Infilarsi sotto le coperte è un gesto abitudinario che trasmette una sensazione immediata di protezione e serenità. Come riportato da Commenti Memorabili, Sanam Hafeez, neuropsicologo e professore presso la Columbia University di New York, spiega che avvolgersi tra i tessuti aiuta a calmare il sistema nervoso.

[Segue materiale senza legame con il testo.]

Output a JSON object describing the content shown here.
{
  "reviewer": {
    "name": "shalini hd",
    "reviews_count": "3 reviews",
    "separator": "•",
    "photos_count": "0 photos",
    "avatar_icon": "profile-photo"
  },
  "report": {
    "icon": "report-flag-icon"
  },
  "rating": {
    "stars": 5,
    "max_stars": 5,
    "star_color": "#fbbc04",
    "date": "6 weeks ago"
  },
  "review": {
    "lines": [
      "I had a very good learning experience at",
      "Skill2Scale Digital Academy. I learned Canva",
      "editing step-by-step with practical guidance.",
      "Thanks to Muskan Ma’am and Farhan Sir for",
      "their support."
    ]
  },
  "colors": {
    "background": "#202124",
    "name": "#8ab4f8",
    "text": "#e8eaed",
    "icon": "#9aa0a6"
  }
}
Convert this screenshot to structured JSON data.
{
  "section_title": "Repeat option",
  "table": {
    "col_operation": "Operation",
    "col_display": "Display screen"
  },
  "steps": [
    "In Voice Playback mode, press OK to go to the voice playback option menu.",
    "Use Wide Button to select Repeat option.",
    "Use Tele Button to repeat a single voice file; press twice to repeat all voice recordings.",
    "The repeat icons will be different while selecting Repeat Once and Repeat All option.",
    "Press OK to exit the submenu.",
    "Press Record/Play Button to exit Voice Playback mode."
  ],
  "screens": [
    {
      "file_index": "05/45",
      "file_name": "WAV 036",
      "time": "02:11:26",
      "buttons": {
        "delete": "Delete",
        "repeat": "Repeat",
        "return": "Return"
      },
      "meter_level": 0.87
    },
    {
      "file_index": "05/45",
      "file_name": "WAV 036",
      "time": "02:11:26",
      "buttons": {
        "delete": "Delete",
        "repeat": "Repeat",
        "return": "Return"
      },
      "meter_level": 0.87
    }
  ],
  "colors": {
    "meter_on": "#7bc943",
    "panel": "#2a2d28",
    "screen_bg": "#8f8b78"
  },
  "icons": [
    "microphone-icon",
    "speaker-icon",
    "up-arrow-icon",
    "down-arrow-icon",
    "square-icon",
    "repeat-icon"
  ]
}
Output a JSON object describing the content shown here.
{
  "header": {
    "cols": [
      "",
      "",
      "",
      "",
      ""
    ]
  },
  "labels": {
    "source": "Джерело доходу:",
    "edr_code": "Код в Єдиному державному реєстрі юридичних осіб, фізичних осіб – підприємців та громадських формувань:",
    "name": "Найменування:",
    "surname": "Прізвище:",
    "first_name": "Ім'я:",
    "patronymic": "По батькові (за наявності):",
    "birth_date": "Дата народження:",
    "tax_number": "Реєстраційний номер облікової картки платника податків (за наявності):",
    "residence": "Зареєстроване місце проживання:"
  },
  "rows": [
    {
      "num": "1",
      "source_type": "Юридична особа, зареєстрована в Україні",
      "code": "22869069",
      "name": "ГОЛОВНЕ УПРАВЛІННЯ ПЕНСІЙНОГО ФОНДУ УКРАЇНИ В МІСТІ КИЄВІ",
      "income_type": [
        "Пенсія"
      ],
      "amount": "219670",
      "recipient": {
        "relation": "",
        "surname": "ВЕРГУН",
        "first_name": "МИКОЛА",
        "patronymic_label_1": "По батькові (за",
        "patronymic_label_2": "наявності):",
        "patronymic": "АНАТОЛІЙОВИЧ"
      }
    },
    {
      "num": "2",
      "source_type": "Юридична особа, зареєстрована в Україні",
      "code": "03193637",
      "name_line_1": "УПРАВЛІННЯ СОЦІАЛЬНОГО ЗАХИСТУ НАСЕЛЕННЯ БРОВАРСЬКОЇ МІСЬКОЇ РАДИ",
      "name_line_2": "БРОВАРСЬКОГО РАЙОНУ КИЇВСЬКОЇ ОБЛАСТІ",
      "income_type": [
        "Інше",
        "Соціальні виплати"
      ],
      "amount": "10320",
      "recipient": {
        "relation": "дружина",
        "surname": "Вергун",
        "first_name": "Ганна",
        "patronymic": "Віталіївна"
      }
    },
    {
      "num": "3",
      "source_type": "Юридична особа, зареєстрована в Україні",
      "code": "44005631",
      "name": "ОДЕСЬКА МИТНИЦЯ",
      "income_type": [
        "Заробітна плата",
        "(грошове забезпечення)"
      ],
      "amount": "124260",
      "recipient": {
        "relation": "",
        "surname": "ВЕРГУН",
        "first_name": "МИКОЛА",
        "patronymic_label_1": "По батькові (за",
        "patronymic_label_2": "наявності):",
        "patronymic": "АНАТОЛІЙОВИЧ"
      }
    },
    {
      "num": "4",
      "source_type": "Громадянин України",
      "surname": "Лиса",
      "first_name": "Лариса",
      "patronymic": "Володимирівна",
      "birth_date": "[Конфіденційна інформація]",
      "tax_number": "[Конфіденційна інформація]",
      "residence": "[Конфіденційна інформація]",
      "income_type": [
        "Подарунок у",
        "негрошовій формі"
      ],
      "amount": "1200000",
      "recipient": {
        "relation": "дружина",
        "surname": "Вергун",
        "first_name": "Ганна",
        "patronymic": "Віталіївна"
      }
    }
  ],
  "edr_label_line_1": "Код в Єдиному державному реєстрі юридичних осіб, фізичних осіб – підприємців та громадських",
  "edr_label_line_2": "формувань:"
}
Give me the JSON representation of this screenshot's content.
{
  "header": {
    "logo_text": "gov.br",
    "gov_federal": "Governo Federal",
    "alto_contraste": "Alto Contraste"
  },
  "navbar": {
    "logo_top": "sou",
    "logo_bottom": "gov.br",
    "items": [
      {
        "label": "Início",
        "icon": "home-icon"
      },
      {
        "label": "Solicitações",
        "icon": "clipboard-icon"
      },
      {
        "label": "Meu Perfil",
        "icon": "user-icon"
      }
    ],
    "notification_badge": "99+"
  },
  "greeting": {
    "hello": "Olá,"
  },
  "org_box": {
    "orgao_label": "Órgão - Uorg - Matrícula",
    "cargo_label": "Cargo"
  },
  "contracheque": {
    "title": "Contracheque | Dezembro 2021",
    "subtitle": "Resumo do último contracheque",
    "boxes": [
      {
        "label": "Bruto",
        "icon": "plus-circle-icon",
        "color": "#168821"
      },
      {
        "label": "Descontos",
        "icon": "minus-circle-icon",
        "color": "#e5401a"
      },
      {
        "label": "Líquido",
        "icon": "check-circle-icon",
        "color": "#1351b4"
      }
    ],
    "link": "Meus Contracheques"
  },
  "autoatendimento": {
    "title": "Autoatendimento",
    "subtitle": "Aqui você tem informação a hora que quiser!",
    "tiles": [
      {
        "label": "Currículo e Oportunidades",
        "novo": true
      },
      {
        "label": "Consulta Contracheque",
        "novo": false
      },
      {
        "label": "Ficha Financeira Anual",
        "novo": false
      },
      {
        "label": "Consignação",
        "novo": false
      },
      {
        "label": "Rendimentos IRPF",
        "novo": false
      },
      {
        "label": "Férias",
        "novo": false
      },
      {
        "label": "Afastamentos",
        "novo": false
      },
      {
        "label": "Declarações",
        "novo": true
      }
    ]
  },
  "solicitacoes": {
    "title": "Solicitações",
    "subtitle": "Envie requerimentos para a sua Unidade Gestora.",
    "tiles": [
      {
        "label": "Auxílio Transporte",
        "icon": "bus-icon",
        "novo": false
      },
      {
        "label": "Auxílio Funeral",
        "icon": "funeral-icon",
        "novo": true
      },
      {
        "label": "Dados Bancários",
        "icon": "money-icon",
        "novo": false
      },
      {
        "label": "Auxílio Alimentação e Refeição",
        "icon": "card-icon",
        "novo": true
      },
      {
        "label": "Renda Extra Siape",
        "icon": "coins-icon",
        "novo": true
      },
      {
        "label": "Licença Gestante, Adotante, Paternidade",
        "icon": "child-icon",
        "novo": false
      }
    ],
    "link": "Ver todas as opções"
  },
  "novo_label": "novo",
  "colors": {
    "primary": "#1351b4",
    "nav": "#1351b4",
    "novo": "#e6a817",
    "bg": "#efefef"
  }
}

Durante la fase REM i livelli di serotonina calano, ma la leggera pressione del lenzuolo stimola la risposta parasimpatica, favorendo il rilascio di serotonina e dopamina, gli ormoni legati al buonumore e al rilassamento.
La trappola del caldo: svegliarsi sudati a mezzanotte
La situazione si complica quando le temperature salgono. La neurologa Ellen Wermter, specializzata nei disturbi del sonno, ha spiegato: “Il nostro ritmo circadiano è legato alla temperatura. Subito prima di dormire, si verifica un calo della temperatura corporea“.
Sfruttare coperte o lenzuoli quando fa molto caldo ostacola questo naturale raffreddamento del corpo. La temperatura interna sale eccessivamente e ci si ritrova a svegliarsi sudati nel cuore della notte, mentre l’organismo lavora per smaltire il calore in eccesso.
Nasce così un vero e proprio dilemma estivo: coprirsi aiuta la mente a distendersi e a scivolare nel sonno, ma al tempo stesso surriscalda il corpo e rovina la qualità del riposo.